Celliste Viviane Spanoghe en pianist Jan Michiels brachten onlangs bij Et’cetera een bijzonder album uit met werken voor cello en piano van twee van de belangrijkste Russische componisten van de vorige eeuw: Galina Oestvolskaja en Alfred Schnittke. Overigens werden beiden allesbehalve als zodanig tijdens hun leven gezien. Iets wat dit regime, wars van modernisme, tekende. Zeker Oestvolskaja, die ook nog eens zeer teruggetrokken leefde, heeft tijdens het grootste deel van haar leven niet de erkenning gekregen die ze verdiende.
Wat zowel haar muziek als die van Schnittke, van wie dit duo eerder de sonates voor cello en piano opnam, tekent en wat bijdroeg aan hun beider isolement, was de compromisloze wijze van componeren. Dit is muziek van een puurheid die je maar zelden tegenkomt. Neem het ‘Grand Duet’ uit 1959 van Oestvolskaja. Gehamer op het hoge register van de piano in het eerste deel, terwijl de cello een duidelijk aan volksmuziek verwante melodie speelt.

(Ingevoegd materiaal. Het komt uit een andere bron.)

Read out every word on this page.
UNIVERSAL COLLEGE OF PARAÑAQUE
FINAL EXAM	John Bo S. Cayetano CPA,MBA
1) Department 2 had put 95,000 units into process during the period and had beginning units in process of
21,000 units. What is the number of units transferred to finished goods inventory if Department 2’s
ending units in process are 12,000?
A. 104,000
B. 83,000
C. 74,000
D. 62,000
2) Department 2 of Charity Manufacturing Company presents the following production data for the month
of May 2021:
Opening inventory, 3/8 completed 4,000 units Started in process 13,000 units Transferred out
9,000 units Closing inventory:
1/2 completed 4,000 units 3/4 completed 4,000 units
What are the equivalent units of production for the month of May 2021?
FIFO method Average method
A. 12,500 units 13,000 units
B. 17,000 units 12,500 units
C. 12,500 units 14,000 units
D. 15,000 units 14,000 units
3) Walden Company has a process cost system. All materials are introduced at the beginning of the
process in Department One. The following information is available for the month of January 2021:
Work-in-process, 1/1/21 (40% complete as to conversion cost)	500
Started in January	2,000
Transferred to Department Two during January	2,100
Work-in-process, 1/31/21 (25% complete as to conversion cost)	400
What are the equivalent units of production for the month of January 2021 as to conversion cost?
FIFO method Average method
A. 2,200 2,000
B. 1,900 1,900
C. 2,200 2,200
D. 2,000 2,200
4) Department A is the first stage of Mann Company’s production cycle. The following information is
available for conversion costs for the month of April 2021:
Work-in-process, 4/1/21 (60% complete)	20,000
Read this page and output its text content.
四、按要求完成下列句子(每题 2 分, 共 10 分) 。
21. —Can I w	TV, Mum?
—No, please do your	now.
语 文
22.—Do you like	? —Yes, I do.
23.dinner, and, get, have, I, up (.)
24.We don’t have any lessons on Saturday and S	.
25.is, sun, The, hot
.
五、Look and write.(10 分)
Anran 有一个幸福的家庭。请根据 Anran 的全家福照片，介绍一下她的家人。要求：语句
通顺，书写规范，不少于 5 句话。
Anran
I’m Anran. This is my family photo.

Maar het is de piano die hier letterlijk de toon zet, waarbij het extreem opgejaagde karakter opvalt. Bijzonder is ook het derde deel met die repetitieve, ietwat stroeve bewegingen van de cello. De wetten van de schoonheid worden hier met voeten getreden. In deel twee heerst een geheel andere, veel meer contemplatieve sfeer. In het vijfde en verreweg langste deel combineert Oestvolskaja beide klankwerelden, met het zwaartepunt op de introspectie, en het is met name hier dat de kwaliteiten van dit duo maximaal tot hun recht komen. Naast dit ‘Grand Duet’ voert Michiels de vijfde pianosonate van Oestvolskaja uit. Als ergens de term compromisloos op van toepassing is, dan op dit stuk. Spanoghe noemt het in het begeleidend schrijven “een laserstraal die door metaal kan snijden”, een mooi gevonden omschrijving van dit repetitief dwingende stuk.
Eind jaren ’80 schreef Schnittke zijn ‘Epiloog voor het ballet Peer Gynt’ voor orkest en tape. In 1993 maakte hij een arrangement voor cello, piano en tape, de versie die we op dit album terugvinden. Het stuk begint met een indringende solopartij van de piano, waarna we een bijna spookachtige klankmist via de tape horen waar uiteindelijk transparante celloklanken doorheen breken. Langzaam ontvouwt zich, waarbij ook de piano weer aansluiting vindt, een intieme melodie. De ruis op de achtergrond blijft aanwezig, extra spanning verlenend, terwijl de melodie gaandeweg het stuk in intensiteit toeneemt.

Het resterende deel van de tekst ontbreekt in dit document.